Göz kapaklarımız ağırlaşır, hafif bir üşüme gelir sanki. Kıvrılıp yatsak kuytu - loş bir köşeye, o dakika uyuruz sanırız. Oysa o bir kaçıştır yalnızca. Cesur olanların fiilen yaptığı kaçışın "biz korkaklar versiyonu".
Bugün sevdiğim bir arkadaştan - galiba - bir veda mektubu aldım. Gidiyormuş. Haber vermesine mutluyum, gideceğine üzgün. Bir başkası - biliyorum - o en sevinçli haberini paylaştığı ilk insanların arasına beni de ekledi.
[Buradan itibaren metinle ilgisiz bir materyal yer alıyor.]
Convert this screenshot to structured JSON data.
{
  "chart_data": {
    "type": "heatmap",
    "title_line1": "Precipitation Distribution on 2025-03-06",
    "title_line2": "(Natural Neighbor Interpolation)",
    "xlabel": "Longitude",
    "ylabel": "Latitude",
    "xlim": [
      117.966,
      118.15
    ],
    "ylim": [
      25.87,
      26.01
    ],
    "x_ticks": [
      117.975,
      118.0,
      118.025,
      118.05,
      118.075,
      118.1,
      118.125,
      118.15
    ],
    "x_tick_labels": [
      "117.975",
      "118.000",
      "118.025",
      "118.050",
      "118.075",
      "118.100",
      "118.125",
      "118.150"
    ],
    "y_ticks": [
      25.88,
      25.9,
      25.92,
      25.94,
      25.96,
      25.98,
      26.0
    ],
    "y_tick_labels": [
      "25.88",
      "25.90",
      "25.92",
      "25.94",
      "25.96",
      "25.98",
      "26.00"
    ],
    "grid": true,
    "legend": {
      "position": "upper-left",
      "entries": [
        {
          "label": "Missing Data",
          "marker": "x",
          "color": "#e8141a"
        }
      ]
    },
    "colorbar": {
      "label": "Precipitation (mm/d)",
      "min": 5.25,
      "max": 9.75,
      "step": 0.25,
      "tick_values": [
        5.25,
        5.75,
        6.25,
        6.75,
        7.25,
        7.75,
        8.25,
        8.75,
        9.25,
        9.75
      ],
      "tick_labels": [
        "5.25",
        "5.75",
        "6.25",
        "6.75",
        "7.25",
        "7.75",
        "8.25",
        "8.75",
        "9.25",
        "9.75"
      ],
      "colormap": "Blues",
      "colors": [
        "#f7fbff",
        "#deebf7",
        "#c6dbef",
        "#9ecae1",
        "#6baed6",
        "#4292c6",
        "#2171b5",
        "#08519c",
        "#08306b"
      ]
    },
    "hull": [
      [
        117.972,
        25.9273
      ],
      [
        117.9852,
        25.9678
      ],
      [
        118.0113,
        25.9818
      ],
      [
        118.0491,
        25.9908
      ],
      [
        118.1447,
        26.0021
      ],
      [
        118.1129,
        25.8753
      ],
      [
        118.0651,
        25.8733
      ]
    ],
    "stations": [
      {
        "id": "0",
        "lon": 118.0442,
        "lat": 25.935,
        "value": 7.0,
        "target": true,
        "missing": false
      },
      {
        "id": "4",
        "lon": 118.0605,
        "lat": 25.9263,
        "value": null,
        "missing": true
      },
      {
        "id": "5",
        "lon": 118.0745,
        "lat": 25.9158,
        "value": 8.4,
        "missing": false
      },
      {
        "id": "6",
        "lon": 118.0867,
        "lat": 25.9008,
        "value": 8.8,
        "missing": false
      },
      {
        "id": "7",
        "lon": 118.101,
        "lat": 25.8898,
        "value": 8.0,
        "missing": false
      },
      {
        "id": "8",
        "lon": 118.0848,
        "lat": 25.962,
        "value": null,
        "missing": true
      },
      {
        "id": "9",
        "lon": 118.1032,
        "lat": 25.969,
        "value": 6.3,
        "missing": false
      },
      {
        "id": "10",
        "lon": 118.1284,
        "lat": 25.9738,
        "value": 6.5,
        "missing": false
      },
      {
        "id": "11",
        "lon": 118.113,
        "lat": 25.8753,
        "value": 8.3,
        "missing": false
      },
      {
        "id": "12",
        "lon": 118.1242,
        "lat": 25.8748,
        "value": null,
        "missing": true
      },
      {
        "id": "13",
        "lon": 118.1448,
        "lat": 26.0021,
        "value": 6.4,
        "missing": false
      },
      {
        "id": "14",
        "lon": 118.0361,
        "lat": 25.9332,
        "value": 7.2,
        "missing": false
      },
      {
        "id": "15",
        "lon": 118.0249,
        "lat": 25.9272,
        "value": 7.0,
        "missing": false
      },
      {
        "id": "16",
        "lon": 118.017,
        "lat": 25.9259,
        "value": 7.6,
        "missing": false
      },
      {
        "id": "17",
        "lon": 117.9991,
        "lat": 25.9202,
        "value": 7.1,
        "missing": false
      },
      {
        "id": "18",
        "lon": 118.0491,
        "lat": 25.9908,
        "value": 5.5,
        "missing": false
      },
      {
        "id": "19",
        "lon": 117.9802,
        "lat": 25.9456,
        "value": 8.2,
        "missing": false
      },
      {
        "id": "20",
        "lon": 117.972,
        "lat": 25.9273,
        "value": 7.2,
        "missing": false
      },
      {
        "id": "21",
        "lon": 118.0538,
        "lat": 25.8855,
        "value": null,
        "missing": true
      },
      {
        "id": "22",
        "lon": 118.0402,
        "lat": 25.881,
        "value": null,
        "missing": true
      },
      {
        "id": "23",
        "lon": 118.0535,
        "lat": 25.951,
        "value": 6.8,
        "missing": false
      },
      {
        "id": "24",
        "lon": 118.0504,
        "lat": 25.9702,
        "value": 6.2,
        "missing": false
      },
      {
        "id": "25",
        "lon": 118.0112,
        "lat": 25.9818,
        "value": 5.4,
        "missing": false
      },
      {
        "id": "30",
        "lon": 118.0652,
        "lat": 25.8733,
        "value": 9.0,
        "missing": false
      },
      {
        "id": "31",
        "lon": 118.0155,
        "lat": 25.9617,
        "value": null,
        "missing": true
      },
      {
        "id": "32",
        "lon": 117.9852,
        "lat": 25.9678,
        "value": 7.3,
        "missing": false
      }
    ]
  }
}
Ne kadar sevineceğimi bilerek... Bıraktığım en gizli işaretlere kadar beni tanıyan bir başkası, en sevineceğimi bildiği sözleri yolladı bana bir başkasıyla.
Ama bu mutluluklar yorgunluğumu hafifletmiyor hiç. Sanki üstüme yüklenen tüm ağırlıklar beni o kuytu köşedeki derin uykuya sürüklüyor... Bilmiyorum yorgunluk mu üstümü örten yoksa kork(t)u(k)larım mı?